Ferraris aren't people.

Very astute. But the point still remains. The fact that you are paying for some of your own decision does not make it just that another should be required to pay for the rest of it.

Parenthood is a situation unlike any other. Your attempt to generalize with bad analogies don't fully describe the situation and special pleading is fully warranted.

It's never warranted. It's a logical fallacy.

If you think my analogies are bad, then by all means come up with a good one.

Even if you don't think it's generalizeable, then trying to look at underlying principals is still useful. Even if this case differs from the underlying principal, it helps to look at the principal to ask why it differs.

So before, when I asked:

Are you arguing that, if you make a choice that puts someone in a position of choosing between A (which carries some costs) and B (which carries significantly more cost, that you owe them for whichever they choose? Or you only owe them for A?
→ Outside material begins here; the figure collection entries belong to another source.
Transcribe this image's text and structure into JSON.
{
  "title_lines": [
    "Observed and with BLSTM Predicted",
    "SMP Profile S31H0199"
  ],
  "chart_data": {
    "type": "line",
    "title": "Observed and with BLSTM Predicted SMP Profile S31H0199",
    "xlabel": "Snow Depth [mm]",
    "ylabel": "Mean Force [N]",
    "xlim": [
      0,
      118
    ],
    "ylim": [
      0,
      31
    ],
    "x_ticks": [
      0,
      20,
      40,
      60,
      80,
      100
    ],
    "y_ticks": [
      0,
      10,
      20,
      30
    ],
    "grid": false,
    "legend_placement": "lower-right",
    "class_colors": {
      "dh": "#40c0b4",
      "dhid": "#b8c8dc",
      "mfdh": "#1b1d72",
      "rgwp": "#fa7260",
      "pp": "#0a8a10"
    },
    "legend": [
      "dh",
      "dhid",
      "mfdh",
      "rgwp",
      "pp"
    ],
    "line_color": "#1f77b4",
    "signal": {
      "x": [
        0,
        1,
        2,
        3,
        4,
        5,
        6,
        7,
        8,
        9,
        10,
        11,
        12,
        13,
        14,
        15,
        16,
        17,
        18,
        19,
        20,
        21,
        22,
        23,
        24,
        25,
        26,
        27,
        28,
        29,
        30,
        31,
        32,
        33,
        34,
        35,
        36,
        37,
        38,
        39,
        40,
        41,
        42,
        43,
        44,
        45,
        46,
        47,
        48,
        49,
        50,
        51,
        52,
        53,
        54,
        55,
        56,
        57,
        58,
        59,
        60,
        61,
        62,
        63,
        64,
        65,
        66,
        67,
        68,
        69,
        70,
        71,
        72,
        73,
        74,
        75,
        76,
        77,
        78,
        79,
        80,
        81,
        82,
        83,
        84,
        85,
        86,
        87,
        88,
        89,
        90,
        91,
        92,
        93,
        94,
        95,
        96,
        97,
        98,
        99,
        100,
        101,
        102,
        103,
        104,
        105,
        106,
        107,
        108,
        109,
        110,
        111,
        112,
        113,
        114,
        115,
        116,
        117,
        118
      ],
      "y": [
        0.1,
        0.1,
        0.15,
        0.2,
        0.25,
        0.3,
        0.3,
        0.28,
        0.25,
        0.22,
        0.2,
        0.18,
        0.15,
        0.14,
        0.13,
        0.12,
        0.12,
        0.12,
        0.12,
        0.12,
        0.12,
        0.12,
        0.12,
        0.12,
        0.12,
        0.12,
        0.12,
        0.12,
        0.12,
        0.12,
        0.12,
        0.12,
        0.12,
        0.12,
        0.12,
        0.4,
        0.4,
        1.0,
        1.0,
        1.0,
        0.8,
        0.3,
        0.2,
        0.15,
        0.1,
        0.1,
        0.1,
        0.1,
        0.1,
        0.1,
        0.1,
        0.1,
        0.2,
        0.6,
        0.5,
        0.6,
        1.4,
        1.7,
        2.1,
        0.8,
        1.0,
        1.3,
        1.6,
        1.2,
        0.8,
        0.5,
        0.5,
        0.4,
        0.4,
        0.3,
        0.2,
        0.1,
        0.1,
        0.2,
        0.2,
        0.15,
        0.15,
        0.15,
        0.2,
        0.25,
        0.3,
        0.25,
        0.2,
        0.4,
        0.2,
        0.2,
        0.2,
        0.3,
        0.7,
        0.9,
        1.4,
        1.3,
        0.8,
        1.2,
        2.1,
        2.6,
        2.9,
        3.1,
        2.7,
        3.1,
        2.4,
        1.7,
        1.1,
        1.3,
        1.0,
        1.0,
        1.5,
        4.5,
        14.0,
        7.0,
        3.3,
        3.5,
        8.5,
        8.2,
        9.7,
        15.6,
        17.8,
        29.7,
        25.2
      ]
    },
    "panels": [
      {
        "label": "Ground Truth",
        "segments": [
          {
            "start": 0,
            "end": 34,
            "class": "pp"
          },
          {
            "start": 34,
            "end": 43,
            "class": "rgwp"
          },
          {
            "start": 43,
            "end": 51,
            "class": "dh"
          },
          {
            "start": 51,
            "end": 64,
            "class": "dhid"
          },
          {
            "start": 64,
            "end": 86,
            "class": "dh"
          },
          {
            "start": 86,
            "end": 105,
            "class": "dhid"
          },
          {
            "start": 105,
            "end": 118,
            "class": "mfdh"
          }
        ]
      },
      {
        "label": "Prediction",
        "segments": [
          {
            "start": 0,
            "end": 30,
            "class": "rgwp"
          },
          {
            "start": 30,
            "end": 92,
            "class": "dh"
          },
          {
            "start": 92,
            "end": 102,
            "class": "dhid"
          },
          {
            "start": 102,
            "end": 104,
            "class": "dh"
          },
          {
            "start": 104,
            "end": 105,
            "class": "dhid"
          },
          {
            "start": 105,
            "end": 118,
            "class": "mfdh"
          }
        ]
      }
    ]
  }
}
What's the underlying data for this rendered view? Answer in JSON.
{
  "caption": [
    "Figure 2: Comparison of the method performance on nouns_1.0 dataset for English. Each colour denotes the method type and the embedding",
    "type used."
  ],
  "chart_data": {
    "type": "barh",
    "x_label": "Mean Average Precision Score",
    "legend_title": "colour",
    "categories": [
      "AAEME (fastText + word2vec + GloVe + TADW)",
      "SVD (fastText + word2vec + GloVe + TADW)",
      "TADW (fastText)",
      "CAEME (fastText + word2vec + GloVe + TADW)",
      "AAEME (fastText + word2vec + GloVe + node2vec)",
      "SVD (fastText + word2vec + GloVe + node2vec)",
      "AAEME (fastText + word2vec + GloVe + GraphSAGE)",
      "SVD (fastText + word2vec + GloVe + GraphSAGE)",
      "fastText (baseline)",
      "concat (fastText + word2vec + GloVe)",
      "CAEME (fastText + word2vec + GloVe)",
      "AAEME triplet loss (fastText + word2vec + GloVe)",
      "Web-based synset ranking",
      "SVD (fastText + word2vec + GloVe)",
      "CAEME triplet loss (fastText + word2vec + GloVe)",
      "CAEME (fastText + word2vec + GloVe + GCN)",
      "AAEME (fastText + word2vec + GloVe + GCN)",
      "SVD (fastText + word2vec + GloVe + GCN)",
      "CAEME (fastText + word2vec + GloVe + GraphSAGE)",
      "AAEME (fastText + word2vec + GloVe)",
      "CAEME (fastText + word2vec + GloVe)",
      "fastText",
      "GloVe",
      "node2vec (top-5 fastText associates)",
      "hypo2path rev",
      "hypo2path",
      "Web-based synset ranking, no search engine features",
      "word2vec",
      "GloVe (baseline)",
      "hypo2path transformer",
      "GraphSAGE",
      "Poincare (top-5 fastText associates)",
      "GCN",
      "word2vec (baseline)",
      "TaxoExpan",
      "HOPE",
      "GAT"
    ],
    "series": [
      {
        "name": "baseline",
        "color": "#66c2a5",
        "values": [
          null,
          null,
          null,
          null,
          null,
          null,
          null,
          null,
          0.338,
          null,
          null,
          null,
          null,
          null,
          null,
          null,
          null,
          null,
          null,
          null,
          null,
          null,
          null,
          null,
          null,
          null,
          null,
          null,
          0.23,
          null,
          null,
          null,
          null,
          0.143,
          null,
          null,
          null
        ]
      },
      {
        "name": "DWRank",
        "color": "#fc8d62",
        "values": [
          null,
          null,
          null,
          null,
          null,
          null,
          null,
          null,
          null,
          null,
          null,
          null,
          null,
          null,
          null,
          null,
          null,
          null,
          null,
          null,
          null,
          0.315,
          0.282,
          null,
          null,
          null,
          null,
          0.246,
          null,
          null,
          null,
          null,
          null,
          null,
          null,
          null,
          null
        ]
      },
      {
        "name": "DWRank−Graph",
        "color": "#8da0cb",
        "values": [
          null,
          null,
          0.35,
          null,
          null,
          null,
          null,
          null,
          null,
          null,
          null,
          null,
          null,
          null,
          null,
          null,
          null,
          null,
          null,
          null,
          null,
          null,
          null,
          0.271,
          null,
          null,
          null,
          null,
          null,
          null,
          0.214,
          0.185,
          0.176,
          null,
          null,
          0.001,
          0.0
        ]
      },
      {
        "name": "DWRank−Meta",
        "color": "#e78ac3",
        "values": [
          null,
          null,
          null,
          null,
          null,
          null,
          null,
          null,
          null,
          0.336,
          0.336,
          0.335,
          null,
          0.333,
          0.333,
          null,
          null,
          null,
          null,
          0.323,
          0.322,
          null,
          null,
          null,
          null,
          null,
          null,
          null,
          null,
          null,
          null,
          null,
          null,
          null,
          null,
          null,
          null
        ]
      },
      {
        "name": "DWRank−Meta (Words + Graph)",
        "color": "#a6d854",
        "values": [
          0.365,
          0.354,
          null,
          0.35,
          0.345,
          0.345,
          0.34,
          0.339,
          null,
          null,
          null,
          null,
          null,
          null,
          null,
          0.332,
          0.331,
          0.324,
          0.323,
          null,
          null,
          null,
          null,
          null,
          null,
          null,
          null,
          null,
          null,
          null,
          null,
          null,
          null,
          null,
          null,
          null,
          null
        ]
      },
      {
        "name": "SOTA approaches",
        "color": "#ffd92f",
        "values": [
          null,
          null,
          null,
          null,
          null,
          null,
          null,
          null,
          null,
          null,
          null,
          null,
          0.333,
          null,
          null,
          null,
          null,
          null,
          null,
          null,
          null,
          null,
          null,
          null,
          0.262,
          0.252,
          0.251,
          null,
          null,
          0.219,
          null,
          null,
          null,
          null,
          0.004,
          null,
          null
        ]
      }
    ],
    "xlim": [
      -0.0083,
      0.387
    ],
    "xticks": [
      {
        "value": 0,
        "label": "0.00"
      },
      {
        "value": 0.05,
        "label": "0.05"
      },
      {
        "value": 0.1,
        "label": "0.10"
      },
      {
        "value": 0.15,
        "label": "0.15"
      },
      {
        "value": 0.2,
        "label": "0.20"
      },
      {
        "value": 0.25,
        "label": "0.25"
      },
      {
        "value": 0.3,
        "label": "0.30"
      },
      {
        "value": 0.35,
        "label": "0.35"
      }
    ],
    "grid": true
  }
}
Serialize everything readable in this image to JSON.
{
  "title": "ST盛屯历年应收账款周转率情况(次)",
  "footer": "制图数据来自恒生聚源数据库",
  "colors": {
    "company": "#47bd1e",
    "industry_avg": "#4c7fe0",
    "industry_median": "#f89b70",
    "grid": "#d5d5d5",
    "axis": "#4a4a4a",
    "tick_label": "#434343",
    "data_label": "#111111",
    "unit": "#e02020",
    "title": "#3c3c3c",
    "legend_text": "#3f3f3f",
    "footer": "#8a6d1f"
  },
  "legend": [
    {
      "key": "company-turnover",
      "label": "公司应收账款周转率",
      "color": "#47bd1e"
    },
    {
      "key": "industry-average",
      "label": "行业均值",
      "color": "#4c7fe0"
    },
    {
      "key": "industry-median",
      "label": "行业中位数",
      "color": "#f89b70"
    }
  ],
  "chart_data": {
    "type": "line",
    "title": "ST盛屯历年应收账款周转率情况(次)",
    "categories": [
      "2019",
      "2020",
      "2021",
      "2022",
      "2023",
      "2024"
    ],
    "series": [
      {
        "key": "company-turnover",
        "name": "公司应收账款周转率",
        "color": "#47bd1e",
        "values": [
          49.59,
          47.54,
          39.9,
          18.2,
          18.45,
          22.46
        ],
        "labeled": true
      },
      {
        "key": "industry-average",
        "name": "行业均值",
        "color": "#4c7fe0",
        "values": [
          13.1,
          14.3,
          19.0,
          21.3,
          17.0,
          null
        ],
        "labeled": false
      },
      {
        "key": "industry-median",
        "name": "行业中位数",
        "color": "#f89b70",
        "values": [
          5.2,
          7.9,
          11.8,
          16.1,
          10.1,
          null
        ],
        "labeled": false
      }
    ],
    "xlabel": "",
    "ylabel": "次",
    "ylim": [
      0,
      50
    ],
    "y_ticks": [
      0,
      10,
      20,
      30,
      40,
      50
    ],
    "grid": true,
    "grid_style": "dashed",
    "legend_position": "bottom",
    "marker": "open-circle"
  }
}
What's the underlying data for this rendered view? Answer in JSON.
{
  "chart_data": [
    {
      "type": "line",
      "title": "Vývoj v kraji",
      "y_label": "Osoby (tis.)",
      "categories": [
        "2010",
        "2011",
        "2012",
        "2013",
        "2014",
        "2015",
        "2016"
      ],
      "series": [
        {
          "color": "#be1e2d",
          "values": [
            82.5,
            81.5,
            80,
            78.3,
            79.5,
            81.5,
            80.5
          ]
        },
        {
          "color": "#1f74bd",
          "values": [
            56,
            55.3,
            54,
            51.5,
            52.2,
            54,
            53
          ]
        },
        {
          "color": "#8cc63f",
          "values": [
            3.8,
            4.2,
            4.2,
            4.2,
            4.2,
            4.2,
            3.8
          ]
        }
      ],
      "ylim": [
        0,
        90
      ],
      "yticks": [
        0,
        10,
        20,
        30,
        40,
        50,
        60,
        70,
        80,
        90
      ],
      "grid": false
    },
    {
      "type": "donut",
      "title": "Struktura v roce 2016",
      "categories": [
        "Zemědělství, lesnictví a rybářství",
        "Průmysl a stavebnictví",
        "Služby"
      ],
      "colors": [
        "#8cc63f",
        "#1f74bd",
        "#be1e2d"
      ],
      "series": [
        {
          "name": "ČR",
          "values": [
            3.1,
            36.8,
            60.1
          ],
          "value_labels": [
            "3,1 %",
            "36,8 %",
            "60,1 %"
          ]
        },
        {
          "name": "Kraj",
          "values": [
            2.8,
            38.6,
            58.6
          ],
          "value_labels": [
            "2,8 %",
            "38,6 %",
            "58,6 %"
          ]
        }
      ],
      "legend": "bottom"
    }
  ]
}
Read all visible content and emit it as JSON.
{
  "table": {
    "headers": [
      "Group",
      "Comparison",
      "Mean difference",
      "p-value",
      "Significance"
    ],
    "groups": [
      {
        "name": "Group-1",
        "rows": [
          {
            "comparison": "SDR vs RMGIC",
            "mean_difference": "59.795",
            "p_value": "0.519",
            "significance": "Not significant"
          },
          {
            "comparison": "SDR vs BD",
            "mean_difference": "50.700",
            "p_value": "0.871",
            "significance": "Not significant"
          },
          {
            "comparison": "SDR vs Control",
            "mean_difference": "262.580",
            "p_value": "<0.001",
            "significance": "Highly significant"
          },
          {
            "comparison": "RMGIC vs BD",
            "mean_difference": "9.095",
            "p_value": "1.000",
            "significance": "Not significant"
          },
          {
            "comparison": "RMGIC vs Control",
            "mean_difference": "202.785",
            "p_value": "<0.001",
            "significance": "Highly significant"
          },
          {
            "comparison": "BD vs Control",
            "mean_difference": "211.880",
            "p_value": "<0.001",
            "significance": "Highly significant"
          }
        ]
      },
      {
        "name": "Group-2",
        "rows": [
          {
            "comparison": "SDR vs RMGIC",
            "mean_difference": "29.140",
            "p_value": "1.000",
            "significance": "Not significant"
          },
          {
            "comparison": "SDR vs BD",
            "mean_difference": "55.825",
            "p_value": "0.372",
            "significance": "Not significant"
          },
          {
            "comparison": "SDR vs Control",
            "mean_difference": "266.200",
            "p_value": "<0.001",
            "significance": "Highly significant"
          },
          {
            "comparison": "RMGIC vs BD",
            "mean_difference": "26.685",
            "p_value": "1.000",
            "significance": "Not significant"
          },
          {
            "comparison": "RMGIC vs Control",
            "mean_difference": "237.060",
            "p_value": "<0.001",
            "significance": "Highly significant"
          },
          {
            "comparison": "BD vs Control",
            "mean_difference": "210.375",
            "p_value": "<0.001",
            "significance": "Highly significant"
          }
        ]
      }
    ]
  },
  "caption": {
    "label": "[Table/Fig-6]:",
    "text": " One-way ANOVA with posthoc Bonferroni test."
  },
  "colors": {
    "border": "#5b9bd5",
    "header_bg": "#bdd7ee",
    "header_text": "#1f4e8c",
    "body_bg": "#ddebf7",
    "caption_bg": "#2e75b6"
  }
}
Which would your answer be?

How about we get back to the topic at hand, shall we? It takes two to make the baby, and your argument is that, since she has two chances to stop the baby and he only has one, he deserves to have the state pay for her baby instead of paying for something he helped cause. This is a situation where some ideal of "equal number of chances" is less important than the rights of the general populace and the fact that a baby should have two parents, not one. If a child exists, he should be motivated into his life, or at least pay for his mistake. And it was his mistake, not just hers.

The pregnancy is both of their decision. However, turning the pregnancy into a child was a decision made by one person.